No, this isn't a musical cash-in movie in the way of Lambada: The Forbidden Dance featuring Gough living as scientist by day, conga performer by night, although that would be just as ludicrous as what we were given here. It was the British answer to the question nobody asked, what would King Kong be like if he rampaged through London? Don't expect the pathos of that classic here though, and certainly don't expect the groundbreaking special effects work, as this was strictly man in a gorilla suit business, although Konga does start out as an actual chimp before Dr Decker gets his syringe into the creature.

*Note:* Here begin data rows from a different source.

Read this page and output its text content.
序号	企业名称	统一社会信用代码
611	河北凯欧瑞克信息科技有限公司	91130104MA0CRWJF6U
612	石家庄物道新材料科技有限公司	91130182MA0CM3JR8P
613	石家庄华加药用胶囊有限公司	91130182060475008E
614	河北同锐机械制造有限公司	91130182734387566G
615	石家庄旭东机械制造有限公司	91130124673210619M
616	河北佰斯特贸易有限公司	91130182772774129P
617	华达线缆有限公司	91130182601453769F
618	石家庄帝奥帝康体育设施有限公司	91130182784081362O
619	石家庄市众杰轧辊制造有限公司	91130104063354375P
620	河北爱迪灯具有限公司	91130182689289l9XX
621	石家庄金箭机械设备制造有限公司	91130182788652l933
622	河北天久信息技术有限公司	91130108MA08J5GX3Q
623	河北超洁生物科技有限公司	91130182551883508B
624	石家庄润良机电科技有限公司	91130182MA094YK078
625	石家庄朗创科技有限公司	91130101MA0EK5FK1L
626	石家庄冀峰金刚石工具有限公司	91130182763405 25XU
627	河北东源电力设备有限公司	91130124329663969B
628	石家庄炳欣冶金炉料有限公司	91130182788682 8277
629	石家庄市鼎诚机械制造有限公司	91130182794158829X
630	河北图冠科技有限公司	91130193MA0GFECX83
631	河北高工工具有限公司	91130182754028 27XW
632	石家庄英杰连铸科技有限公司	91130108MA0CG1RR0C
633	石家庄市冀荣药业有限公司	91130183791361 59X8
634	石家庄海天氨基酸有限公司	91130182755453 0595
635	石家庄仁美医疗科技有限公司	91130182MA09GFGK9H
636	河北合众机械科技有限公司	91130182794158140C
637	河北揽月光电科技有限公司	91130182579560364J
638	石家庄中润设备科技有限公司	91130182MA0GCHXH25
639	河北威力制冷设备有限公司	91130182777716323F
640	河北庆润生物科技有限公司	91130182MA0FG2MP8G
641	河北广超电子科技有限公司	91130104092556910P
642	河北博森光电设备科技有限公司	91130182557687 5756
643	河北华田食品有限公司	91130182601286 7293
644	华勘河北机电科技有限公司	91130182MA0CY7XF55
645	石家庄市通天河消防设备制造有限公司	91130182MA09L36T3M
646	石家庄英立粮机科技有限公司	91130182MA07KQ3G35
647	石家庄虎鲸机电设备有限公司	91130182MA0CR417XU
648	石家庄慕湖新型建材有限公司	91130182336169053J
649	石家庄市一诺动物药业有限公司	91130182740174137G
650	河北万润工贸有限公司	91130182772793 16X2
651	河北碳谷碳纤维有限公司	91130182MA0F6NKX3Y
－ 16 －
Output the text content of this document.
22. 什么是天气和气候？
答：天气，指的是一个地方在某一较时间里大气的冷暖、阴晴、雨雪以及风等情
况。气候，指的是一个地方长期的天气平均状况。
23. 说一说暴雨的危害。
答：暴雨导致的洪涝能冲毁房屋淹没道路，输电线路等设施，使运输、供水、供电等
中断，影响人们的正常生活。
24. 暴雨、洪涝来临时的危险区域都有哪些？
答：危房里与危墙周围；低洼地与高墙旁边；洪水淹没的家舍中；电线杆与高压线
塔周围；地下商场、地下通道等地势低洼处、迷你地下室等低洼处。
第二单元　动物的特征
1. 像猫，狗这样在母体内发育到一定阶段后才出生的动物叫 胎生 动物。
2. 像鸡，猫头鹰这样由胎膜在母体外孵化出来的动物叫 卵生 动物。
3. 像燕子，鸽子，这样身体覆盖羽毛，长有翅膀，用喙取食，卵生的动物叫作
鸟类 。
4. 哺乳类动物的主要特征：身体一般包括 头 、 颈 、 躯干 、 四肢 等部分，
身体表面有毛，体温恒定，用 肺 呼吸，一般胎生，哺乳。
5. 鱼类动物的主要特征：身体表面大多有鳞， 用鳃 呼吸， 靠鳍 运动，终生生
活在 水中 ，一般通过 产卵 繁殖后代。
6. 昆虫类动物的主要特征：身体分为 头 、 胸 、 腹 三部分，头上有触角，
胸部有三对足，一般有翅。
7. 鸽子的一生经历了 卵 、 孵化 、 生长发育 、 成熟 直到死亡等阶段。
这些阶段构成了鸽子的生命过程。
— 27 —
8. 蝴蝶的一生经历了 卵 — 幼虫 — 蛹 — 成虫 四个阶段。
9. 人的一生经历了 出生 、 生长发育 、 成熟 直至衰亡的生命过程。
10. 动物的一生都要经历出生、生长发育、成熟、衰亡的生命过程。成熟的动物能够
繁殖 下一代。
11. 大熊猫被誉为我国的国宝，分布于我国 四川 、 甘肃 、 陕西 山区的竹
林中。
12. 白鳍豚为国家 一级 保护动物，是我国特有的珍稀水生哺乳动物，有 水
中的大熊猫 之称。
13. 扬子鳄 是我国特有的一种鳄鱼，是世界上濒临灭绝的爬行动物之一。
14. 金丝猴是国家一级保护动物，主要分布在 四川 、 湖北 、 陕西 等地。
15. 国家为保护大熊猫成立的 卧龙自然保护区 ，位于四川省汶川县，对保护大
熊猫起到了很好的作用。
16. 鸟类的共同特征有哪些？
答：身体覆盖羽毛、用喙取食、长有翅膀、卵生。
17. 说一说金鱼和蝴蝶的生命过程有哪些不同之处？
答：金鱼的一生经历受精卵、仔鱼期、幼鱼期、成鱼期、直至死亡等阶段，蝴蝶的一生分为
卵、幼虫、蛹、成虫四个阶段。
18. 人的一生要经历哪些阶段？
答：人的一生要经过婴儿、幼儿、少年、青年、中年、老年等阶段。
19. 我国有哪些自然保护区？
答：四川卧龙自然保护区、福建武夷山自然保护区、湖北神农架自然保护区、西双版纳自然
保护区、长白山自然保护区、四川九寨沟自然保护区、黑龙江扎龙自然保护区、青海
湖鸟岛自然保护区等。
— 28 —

This was the brainchild of emigrant schlock producer Herman J. Cohen, co-writing the script to his specifications to ensure the end result was as sensationalist as possible, even if it meant indulging the nasty streak that he often introduced to his plots, a conscious attempt to put the wind up contemporary audiences. The sheer callous attitude to the characters is quite something to marvel at even today, but most likely your reaction would be more one of hilarity as the proceedings toppled over into outright camp early on and never recovered. As with his first Cohen movie, Horrors of the Black Museum, Gough was a villain to relish, and it was roles like these that secured his cult status well before his appearances as Alfred in Batman.

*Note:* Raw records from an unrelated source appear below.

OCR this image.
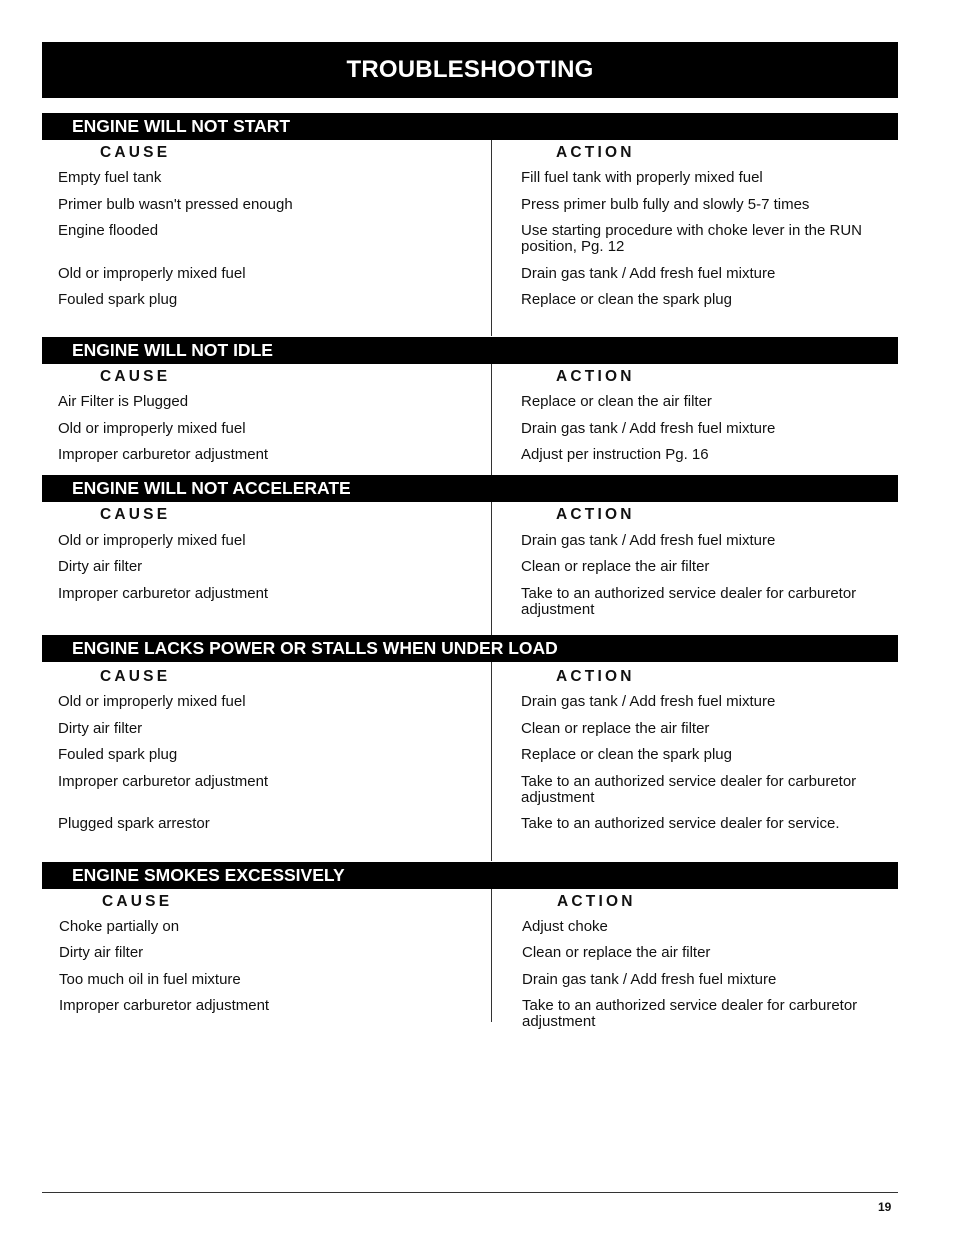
TROUBLESHOOTING
ENGINE WILL NOT START
CAUSE	ACTION
Empty fuel tank	Fill fuel tank with properly mixed fuel
Primer bulb wasn't pressed enough	Press primer bulb fully and slowly 5-7 times
Engine flooded	Use starting procedure with choke lever in the RUN position, Pg. 12
Old or improperly mixed fuel	Drain gas tank / Add fresh fuel mixture
Fouled spark plug	Replace or clean the spark plug
ENGINE WILL NOT IDLE
CAUSE	ACTION
Air Filter is Plugged	Replace or clean the air filter
Old or improperly mixed fuel	Drain gas tank / Add fresh fuel mixture
Improper carburetor adjustment	Adjust per instruction Pg. 16
ENGINE WILL NOT ACCELERATE
CAUSE	ACTION
Old or improperly mixed fuel	Drain gas tank / Add fresh fuel mixture
Dirty air filter	Clean or replace the air filter
Improper carburetor adjustment	Take to an authorized service dealer for carburetor adjustment
ENGINE LACKS POWER OR STALLS WHEN UNDER LOAD
CAUSE	ACTION
Old or improperly mixed fuel	Drain gas tank / Add fresh fuel mixture
Dirty air filter	Clean or replace the air filter
Fouled spark plug	Replace or clean the spark plug
Improper carburetor adjustment	Take to an authorized service dealer for carburetor adjustment
Plugged spark arrestor	Take to an authorized service dealer for service.
ENGINE SMOKES EXCESSIVELY
CAUSE	ACTION
Choke partially on	Adjust choke
Dirty air filter	Clean or replace the air filter
Too much oil in fuel mixture	Drain gas tank / Add fresh fuel mixture
Improper carburetor adjustment	Take to an authorized service dealer for carburetor adjustment
19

Here he is in his barking mad boffin persona, one which by exaggerating the arrogance of the personality he went blithely over the top with and never looked back. His Decker not only grows the man eating plants in his greenhouse - some of which look very suggestive, as it wouldn't be a Cohen movie without the sexual element hoving into view - but he grows his pet too, and we're supposed to take it as fact that once you beef up a chimp he transforms into a gorilla. Or a man pretending to be a gorilla, whose unconcerned saunter through his scenes is not only highly amusing but in direct contrast to the tone where Decker sends out his creation to kill off anyone standing in the path of his endeavours.

The theme here is the unsteady mask of civilisation, and how it can slip to reveal the primitive nature of even the most genteel circumstances behind it. This is embodied in Decker, outwardly a sophisticated man of learning, inwardly a seething cauldron of rage and misguided pioneering of destructive methods, and yes, he has a sexual side too. Not that his housekeeper Margaret (Margo Johns) is shown that, as he agrees to marry her to keep the woman quiet when she susses that he is up to no good - no, he reserves his lusts for one of his students, Sandra (Claire Gordon), who hangs on his every word, much to the displeasure of her would-be boyfriend Bob (erstwhile pop singer Jess Conrad). In every scene, the tension between the buttoned down world of English academia is challenged by primal urges until it all explodes into action with the sidesplitting finale where Konga is inevitably given too much serum and goes on the rampage, clutching a comically yelling Decker in one paw. No, this isn't a good film, but for sheer entertainment value it's worth many more respectable movies. Music by Gerard Schumann.